Protecting the human rights of migrants at Europe's borders


An abandoned train platform in the Greek village of Idomeni was his family’s new home for the time being, said one man who had travelled with a dozen other families from Kunduz, Afghanistan. They had arrived in Greece after a five-month journey through Pakistan, Iran and Turkey, and were now camped in tents near the border with the former Yugoslav Republic of Macedonia, which had closed its gates to new arrivals. After fleeing insecurity in Afghanistan, he said, they were now living in overcrowded conditions, with not enough food and little prospect of jobs or the chance to join relatives in other parts of Europe.

Afghan migrants protest conditions in Malakasa hospitality centre. © EPA/ Yannis Kolesidis

Since 2015, thousands of migrants have arrived on the shores of Italy and Greece after surviving treacherous journeys on makeshift boats across the Mediterranean Sea from Turkey and North Africa. Many have travelled across the Balkan land route through the former Yugoslav Republic of Macedonia, Serbia, Croatia, Hungary and Austria. By the end of 2016, more than one million migrants had arrived in Europe.

Some States have erected fences and closed borders in response to the newcomers, and many have tightened restrictions on the movement of migrants amid the increasingly xenophobic rhetoric of political leaders and public hostility towards migrants. With concerns growing over rights violations confronting migrants across Europe, the UN High Commissioner for Human Rights dispatched monitoring teams to key entry and transit locations throughout 2016 to examine the human rights challenges and protection gaps faced by migrants.

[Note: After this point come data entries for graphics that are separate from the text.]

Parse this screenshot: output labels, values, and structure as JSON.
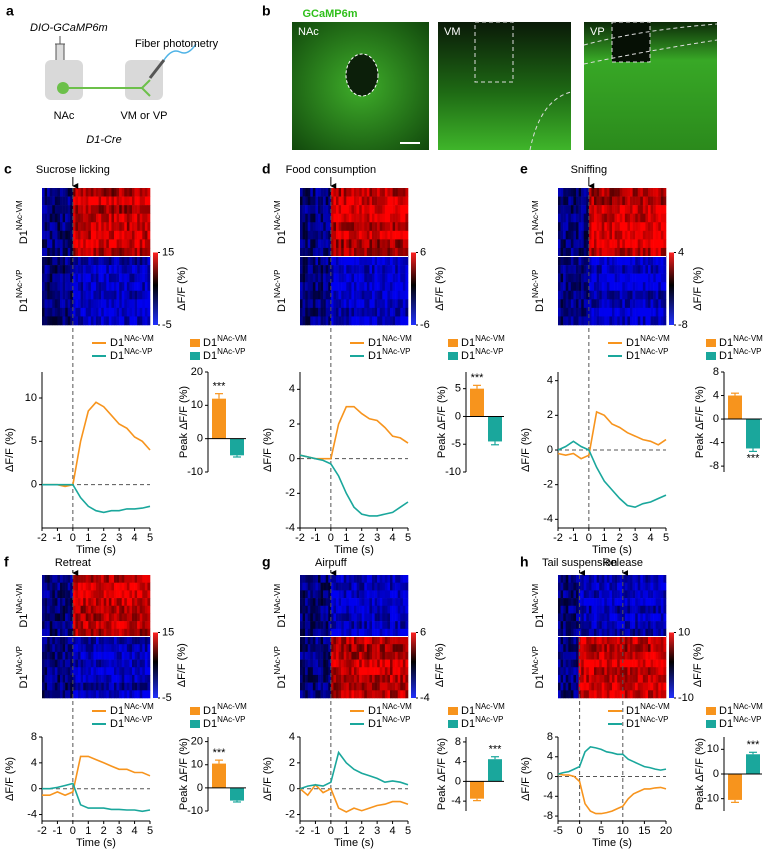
{
  "schematic": {
    "label": "a",
    "virus": "DIO-GCaMP6m",
    "fiber": "Fiber photometry",
    "source": "NAc",
    "target": "VM or VP",
    "mouse": "D1-Cre"
  },
  "histology": {
    "label": "b",
    "title": "GCaMP6m",
    "regions": [
      "NAc",
      "VM",
      "VP"
    ]
  },
  "chart_data": [
    {
      "label": "c",
      "type": "photometry",
      "events": [
        {
          "label": "Sucrose licking",
          "x": 0
        }
      ],
      "colorbar": {
        "label": "ΔF/F (%)",
        "clim": [
          -5,
          15
        ],
        "ticks": [
          15,
          -5
        ]
      },
      "xlabel": "Time (s)",
      "ylabel": "ΔF/F (%)",
      "x": [
        -2,
        -1.5,
        -1,
        -0.5,
        0,
        0.5,
        1,
        1.5,
        2,
        2.5,
        3,
        3.5,
        4,
        4.5,
        5
      ],
      "xlim": [
        -2,
        5
      ],
      "xticks": [
        -2,
        -1,
        0,
        1,
        2,
        3,
        4,
        5
      ],
      "ylim": [
        -5,
        13
      ],
      "yticks": [
        0,
        5,
        10
      ],
      "series": [
        {
          "name": "D1",
          "name_sup": "NAc-VM",
          "color": "#f7941d",
          "values": [
            0,
            0,
            0,
            -0.2,
            0,
            5,
            8.5,
            9.5,
            9,
            8,
            7,
            6.5,
            5.5,
            5,
            4
          ],
          "bar": 12,
          "error": 1.5,
          "annotation": "***"
        },
        {
          "name": "D1",
          "name_sup": "NAc-VP",
          "color": "#1aa79c",
          "values": [
            0,
            0,
            0,
            0,
            0,
            -1.5,
            -2.5,
            -3,
            -3.2,
            -3,
            -3,
            -2.8,
            -2.8,
            -2.7,
            -2.5
          ],
          "bar": -5,
          "error": 0.5
        }
      ],
      "bar_ylabel": "Peak ΔF/F (%)",
      "bar_ylim": [
        -10,
        20
      ],
      "bar_yticks": [
        -10,
        0,
        10,
        20
      ]
    },
    {
      "label": "d",
      "type": "photometry",
      "events": [
        {
          "label": "Food consumption",
          "x": 0
        }
      ],
      "colorbar": {
        "label": "ΔF/F (%)",
        "clim": [
          -6,
          6
        ],
        "ticks": [
          6,
          -6
        ]
      },
      "xlabel": "Time (s)",
      "ylabel": "ΔF/F (%)",
      "x": [
        -2,
        -1.5,
        -1,
        -0.5,
        0,
        0.5,
        1,
        1.5,
        2,
        2.5,
        3,
        3.5,
        4,
        4.5,
        5
      ],
      "xlim": [
        -2,
        5
      ],
      "xticks": [
        -2,
        -1,
        0,
        1,
        2,
        3,
        4,
        5
      ],
      "ylim": [
        -4,
        5
      ],
      "yticks": [
        -4,
        -2,
        0,
        2,
        4
      ],
      "series": [
        {
          "name": "D1",
          "name_sup": "NAc-VM",
          "color": "#f7941d",
          "values": [
            0.2,
            0.1,
            0,
            0,
            0,
            2,
            3,
            3,
            2.6,
            2.3,
            2.2,
            1.8,
            1.3,
            1.2,
            0.9
          ],
          "bar": 5,
          "error": 0.6,
          "annotation": "***"
        },
        {
          "name": "D1",
          "name_sup": "NAc-VP",
          "color": "#1aa79c",
          "values": [
            0.2,
            0.1,
            0,
            -0.1,
            -0.3,
            -1,
            -2,
            -2.8,
            -3.2,
            -3.3,
            -3.3,
            -3.2,
            -3.1,
            -2.8,
            -2.5
          ],
          "bar": -4.5,
          "error": 0.6
        }
      ],
      "bar_ylabel": "Peak ΔF/F (%)",
      "bar_ylim": [
        -10,
        8
      ],
      "bar_yticks": [
        -10,
        -5,
        0,
        5
      ]
    },
    {
      "label": "e",
      "type": "photometry",
      "events": [
        {
          "label": "Sniffing",
          "x": 0
        }
      ],
      "colorbar": {
        "label": "ΔF/F (%)",
        "clim": [
          -8,
          4
        ],
        "ticks": [
          4,
          -8
        ]
      },
      "xlabel": "Time (s)",
      "ylabel": "ΔF/F (%)",
      "x": [
        -2,
        -1.5,
        -1,
        -0.5,
        0,
        0.5,
        1,
        1.5,
        2,
        2.5,
        3,
        3.5,
        4,
        4.5,
        5
      ],
      "xlim": [
        -2,
        5
      ],
      "xticks": [
        -2,
        -1,
        0,
        1,
        2,
        3,
        4,
        5
      ],
      "ylim": [
        -4.5,
        4.5
      ],
      "yticks": [
        -4,
        -2,
        0,
        2,
        4
      ],
      "series": [
        {
          "name": "D1",
          "name_sup": "NAc-VM",
          "color": "#f7941d",
          "values": [
            -0.2,
            -0.3,
            -0.2,
            -0.5,
            -0.3,
            2.2,
            2,
            1.5,
            1.3,
            1,
            0.8,
            0.6,
            0.5,
            0.3,
            0.6
          ],
          "bar": 4,
          "error": 0.4
        },
        {
          "name": "D1",
          "name_sup": "NAc-VP",
          "color": "#1aa79c",
          "values": [
            0,
            0.2,
            0.5,
            0.2,
            0,
            -1,
            -1.8,
            -2.3,
            -2.8,
            -3.2,
            -3.3,
            -3.1,
            -3,
            -2.8,
            -2.6
          ],
          "bar": -5,
          "error": 0.5,
          "annotation": "***"
        }
      ],
      "bar_ylabel": "Peak ΔF/F (%)",
      "bar_ylim": [
        -9,
        8
      ],
      "bar_yticks": [
        -8,
        -4,
        0,
        4,
        8
      ]
    },
    {
      "label": "f",
      "type": "photometry",
      "events": [
        {
          "label": "Retreat",
          "x": 0
        }
      ],
      "colorbar": {
        "label": "ΔF/F (%)",
        "clim": [
          -5,
          15
        ],
        "ticks": [
          15,
          -5
        ]
      },
      "xlabel": "Time (s)",
      "ylabel": "ΔF/F (%)",
      "x": [
        -2,
        -1.5,
        -1,
        -0.5,
        0,
        0.5,
        1,
        1.5,
        2,
        2.5,
        3,
        3.5,
        4,
        4.5,
        5
      ],
      "xlim": [
        -2,
        5
      ],
      "xticks": [
        -2,
        -1,
        0,
        1,
        2,
        3,
        4,
        5
      ],
      "ylim": [
        -5,
        8
      ],
      "yticks": [
        -4,
        0,
        4,
        8
      ],
      "series": [
        {
          "name": "D1",
          "name_sup": "NAc-VM",
          "color": "#f7941d",
          "values": [
            -1,
            -1,
            -0.5,
            -1,
            -0.5,
            5,
            5,
            4.5,
            4,
            3.5,
            3,
            3,
            2.5,
            2.5,
            2
          ],
          "bar": 10.5,
          "error": 1.5,
          "annotation": "***"
        },
        {
          "name": "D1",
          "name_sup": "NAc-VP",
          "color": "#1aa79c",
          "values": [
            0,
            0,
            0.2,
            0.5,
            0.8,
            -2.5,
            -3,
            -3,
            -3,
            -3.2,
            -3.2,
            -3.3,
            -3.3,
            -3.5,
            -3.3
          ],
          "bar": -5.5,
          "error": 0.6
        }
      ],
      "bar_ylabel": "Peak ΔF/F (%)",
      "bar_ylim": [
        -10,
        22
      ],
      "bar_yticks": [
        -10,
        0,
        10,
        20
      ]
    },
    {
      "label": "g",
      "type": "photometry",
      "events": [
        {
          "label": "Airpuff",
          "x": 0
        }
      ],
      "colorbar": {
        "label": "ΔF/F (%)",
        "clim": [
          -4,
          6
        ],
        "ticks": [
          6,
          -4
        ]
      },
      "xlabel": "Time (s)",
      "ylabel": "ΔF/F (%)",
      "x": [
        -2,
        -1.5,
        -1,
        -0.5,
        0,
        0.5,
        1,
        1.5,
        2,
        2.5,
        3,
        3.5,
        4,
        4.5,
        5
      ],
      "xlim": [
        -2,
        5
      ],
      "xticks": [
        -2,
        -1,
        0,
        1,
        2,
        3,
        4,
        5
      ],
      "ylim": [
        -2.5,
        4
      ],
      "yticks": [
        -2,
        0,
        2,
        4
      ],
      "series": [
        {
          "name": "D1",
          "name_sup": "NAc-VM",
          "color": "#f7941d",
          "values": [
            0,
            -0.5,
            0.3,
            -0.3,
            0,
            -1.5,
            -1.8,
            -1.5,
            -1.7,
            -1.5,
            -1.3,
            -1.2,
            -1,
            -1,
            -1.2
          ],
          "bar": -3.5,
          "error": 0.4
        },
        {
          "name": "D1",
          "name_sup": "NAc-VP",
          "color": "#1aa79c",
          "values": [
            0,
            0.2,
            0.3,
            0.2,
            0.5,
            2.8,
            2,
            1.5,
            1.2,
            1,
            0.8,
            0.5,
            0.6,
            0.5,
            0.3
          ],
          "bar": 4.5,
          "error": 0.5,
          "annotation": "***"
        }
      ],
      "bar_ylabel": "Peak ΔF/F (%)",
      "bar_ylim": [
        -6,
        9
      ],
      "bar_yticks": [
        -4,
        0,
        4,
        8
      ]
    },
    {
      "label": "h",
      "type": "photometry",
      "events": [
        {
          "label": "Tail suspension",
          "x": 0
        },
        {
          "label": "Release",
          "x": 10
        }
      ],
      "colorbar": {
        "label": "ΔF/F (%)",
        "clim": [
          -10,
          10
        ],
        "ticks": [
          10,
          -10
        ]
      },
      "xlabel": "Time (s)",
      "ylabel": "ΔF/F (%)",
      "x": [
        -5,
        -3.75,
        -2.5,
        -1.25,
        0,
        1.25,
        2.5,
        3.75,
        5,
        6.25,
        7.5,
        8.75,
        10,
        11.25,
        12.5,
        13.75,
        15,
        16.25,
        17.5,
        18.75,
        20
      ],
      "xlim": [
        -5,
        20
      ],
      "xticks": [
        -5,
        0,
        5,
        10,
        15,
        20
      ],
      "ylim": [
        -9,
        8
      ],
      "yticks": [
        -8,
        -4,
        0,
        4,
        8
      ],
      "series": [
        {
          "name": "D1",
          "name_sup": "NAc-VM",
          "color": "#f7941d",
          "values": [
            0.5,
            0.3,
            0.3,
            0,
            -1,
            -5.5,
            -7,
            -7.5,
            -7.5,
            -7.3,
            -7,
            -6.5,
            -6,
            -4.5,
            -3.5,
            -3,
            -2.5,
            -2.5,
            -2.3,
            -2.2,
            -2.5
          ],
          "bar": -10.5,
          "error": 1
        },
        {
          "name": "D1",
          "name_sup": "NAc-VP",
          "color": "#1aa79c",
          "values": [
            0.5,
            0.8,
            1,
            1.5,
            2,
            5,
            6,
            5.8,
            5.5,
            5,
            4.8,
            4.5,
            4.5,
            3.5,
            3,
            2.5,
            2,
            1.8,
            1.5,
            1.3,
            1.5
          ],
          "bar": 8,
          "error": 0.8,
          "annotation": "***"
        }
      ],
      "bar_ylabel": "Peak ΔF/F (%)",
      "bar_ylim": [
        -15,
        15
      ],
      "bar_yticks": [
        -10,
        0,
        10
      ]
    }
  ]
}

In a new report documenting the findings of the human rights monitoring missions to border locations in Bulgaria, France, Greece, Italy and the former Yugoslav Republic of Macedonia, the UN Human Rights Office calls on European States to address urgently the need to protect the human rights of migrants.

“States are too often relying on an emergency and security-focused approach to migration governance,” the report states. “Restrictive laws and policies and the increased use of detention practices, with limited procedural safeguards, have far-reaching impacts on migrants’ safety, health and dignity.”

The monitoring teams found the majority of migrants in border areas living in precarious conditions, with limited access to legal assistance, medical care, education and other basic services. Interviews with hundreds of migrants in the various border locations indicated that most of them lacked information about their rights in relation to accessing services, family reunification assistance and asylum procedures. The teams also observed a lack of adequate measures in place to identify and protect persons with disabilities and victims of torture and sexual violence.

“The situations migrants face upon arrival and in transit exacerbate the traumatic experiences many faced at home and during their harrowing journeys to Europe, “ said Pia Oberoi, Advisor on Migration for the UN Human Rights Office. “With the vast majority of migrants in such vulnerable situations, robust human rights protection responses are urgently needed.”

Unaccompanied Children

The situation of unaccompanied children was particularly concerning, Oberoi said, with a general lack of comprehensive and effective protection systems for migrant children. The monitoring teams found that in several locations, reception facilities for new arrivals were being used as detention centres where migrants, including unaccompanied minors and families with children, were being held.

Many of the children interviewed by the mission teams had spent weeks in detention and lacked information regarding why they were being detained, and when or how they would be reunited with family members in other locations. Pointing to the locked gates and rolls of barbed wire above their heads, the children asked, ‘Why are we in jail?’

“International human rights law is very clear that children, regardless of whether they are unaccompanied or with a parent, should never be detained for immigration purposes,” said Oberoi. “The care of children must be based on what is in the best interest of each child’s development and well-being. This can never be provided in an immigration detention environment.”

The mission teams met with EU officials, national and local government authorities, national human rights institutions, and the staff of migrant reception facilities, camps and shelters, to discuss the need to prioritize and strengthen protection of migrants’ rights.

In a recent speech to UN Member States, UN High Commissioner for Human Rights Zeid Ra’ad Al Hussein emphasized the need for human rights-based approaches to migration at national, regional and international levels. He urged States to support the ongoing international discussions for a Global Compact on Safe, Orderly and Regular Migration.

“The UN Human Rights Office is developing guidelines and a compendium of good practices to help States and other stakeholders respond more effectively and appropriately to the needs of vulnerable people on the move who are not able to benefit from refugee status but nonetheless need protection of their human rights,” Zeid said.

The UN Human Rights Office has played a leading role in supporting the historic negotiation of a global compact on migration and will continue its dialogue with Governments, national human rights institutions and civil society partners to ensure adherence to international human rights standards to uphold and protect the rights of all migrants across Europe.